Harcèlement au travail

 

Etes-vous victime de harcèlement au travail ?

Le nombre de plaintes pour harcèlement au travail a augmenté de 9%  entre 2007 et 2008 selon le Service Externe pour la Prévention et la Protection au Travail IDEWE. Ces plaintes se rapportent à des cas de harcèlement moral (68%), de violence psychique (21%), d’harcèlement sexuel (10%) et de violence physique (3,5%).


Qu’est-ce que le harcèlement moral ?

La loi défi nit le harcèlement moral comme: «plusieurs conduites abusives similaires ou différentes, externes ou internes à l’entreprise ou l’institution, qui se produisent pendant un certain temps, qui ont pour objet ou pour effet de porter atteinte à la personnalité, la dignité ou l’intégrité physique ou psychique d’un travailleur ou d’une autre personne à laquelle le présent chapitre est d’application, lors de l’exécution de son travail, de mettre en péril son emploi ou de créer un environnement intimidant, hostile, dégradant, humiliant ou offensant et qui se manifestent notamment par des paroles, des intimidations, des actes, des gestes ou des écrits unilatéraux. Ces conduites peuvent notamment être liées à la religion ou aux convictions, au handicap, à l’âge, à l’orientation sexuelle, au sexe, à la race ou à l’origine ethnique. »
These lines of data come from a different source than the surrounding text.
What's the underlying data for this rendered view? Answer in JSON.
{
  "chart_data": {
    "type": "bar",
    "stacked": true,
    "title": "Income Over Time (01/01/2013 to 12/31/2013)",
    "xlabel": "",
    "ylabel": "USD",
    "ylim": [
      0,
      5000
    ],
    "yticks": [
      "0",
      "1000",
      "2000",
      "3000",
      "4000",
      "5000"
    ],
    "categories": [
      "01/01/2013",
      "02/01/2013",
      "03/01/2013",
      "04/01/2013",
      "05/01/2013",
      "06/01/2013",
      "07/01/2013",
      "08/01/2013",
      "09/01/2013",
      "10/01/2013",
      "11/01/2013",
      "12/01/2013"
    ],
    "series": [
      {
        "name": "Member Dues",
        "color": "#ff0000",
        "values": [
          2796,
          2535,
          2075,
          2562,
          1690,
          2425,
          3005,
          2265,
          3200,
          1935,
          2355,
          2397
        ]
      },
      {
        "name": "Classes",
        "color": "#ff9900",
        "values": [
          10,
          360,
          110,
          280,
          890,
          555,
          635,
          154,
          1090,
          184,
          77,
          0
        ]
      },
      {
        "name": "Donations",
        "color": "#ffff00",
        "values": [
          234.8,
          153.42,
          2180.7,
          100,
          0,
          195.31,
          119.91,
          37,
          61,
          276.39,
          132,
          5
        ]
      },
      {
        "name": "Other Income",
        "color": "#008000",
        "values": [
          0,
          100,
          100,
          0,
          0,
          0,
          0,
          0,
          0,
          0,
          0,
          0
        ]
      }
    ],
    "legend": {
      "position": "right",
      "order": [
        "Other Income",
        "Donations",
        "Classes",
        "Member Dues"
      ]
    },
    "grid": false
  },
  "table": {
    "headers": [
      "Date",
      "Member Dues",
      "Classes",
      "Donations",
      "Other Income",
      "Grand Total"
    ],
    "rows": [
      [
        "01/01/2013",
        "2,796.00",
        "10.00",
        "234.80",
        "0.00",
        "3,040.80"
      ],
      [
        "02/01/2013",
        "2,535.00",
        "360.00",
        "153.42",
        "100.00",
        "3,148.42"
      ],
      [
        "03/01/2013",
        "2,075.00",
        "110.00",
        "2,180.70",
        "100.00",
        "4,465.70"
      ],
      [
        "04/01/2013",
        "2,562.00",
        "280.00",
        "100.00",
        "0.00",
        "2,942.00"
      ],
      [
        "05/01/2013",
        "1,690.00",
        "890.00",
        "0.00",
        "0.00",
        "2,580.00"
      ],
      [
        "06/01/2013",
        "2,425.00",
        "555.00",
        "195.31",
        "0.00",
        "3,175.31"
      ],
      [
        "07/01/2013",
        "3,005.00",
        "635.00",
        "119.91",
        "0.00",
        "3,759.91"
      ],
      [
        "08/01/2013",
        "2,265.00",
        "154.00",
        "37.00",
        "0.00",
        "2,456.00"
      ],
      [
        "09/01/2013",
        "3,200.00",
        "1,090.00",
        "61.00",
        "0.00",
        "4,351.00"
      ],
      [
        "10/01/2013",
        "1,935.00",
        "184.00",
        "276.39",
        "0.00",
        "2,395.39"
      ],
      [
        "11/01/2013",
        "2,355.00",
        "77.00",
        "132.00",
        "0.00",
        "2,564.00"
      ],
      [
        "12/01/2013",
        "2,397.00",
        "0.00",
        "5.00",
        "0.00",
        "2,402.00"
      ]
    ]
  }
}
Quel est le profil du harceleur et de la victime?

Le harcèlement peut trouver sa source dans le comportement de l’employeur mais également dans le comportement d’autres travailleurs. Souvent,  le harceleur occupe une place plus élevée dans la hiérarchie que sa victime, a une carrière plus longue, plus d’expérience, une qualification supérieure etc. Parfois il discrédite les autres travailleurs pour protéger sa position ou pour décharger ses frustrations.
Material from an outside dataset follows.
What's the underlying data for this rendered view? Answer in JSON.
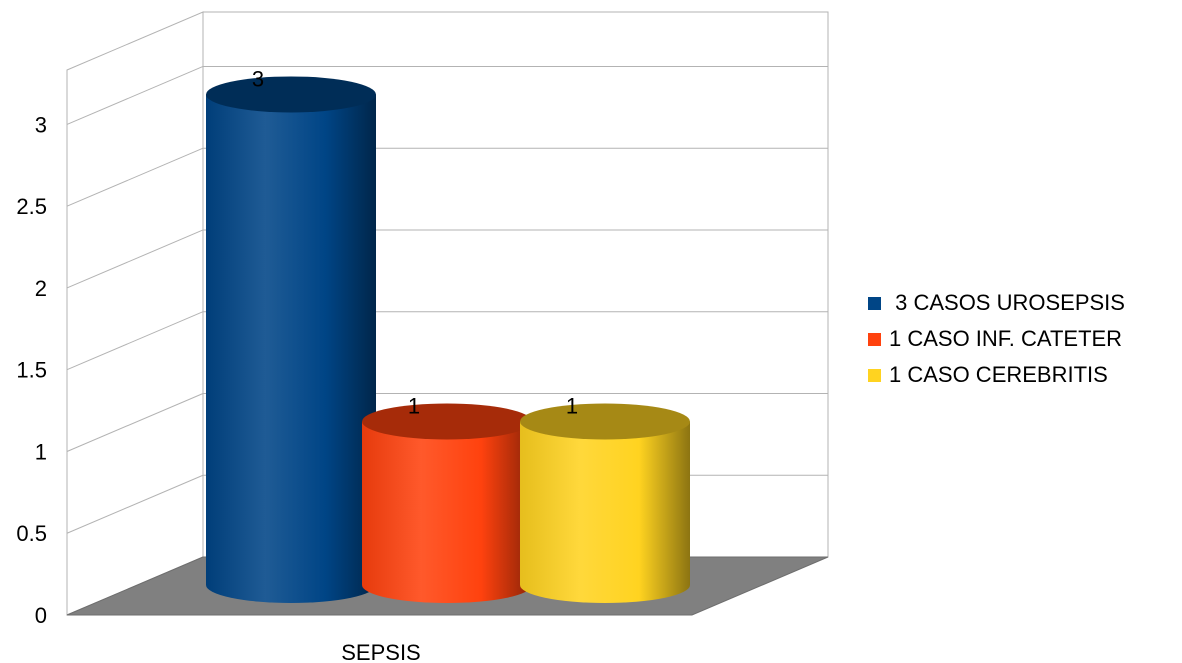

La victime de harcèlement peut, à titre personnel,  introduire une action en justice. Cependant,  des organisations représentatives des travailleurs (privé et public) ainsi que certains établissements d’utilité publique et associations dotées de la personnalité juridique (le Centre pour l’égalité des chances et la lutte contre le racisme, l’Institut pour l’égalité des hommes et des femmes) peuvent introduire l’action en justice moyennant l’accord de la victime de harcèlement.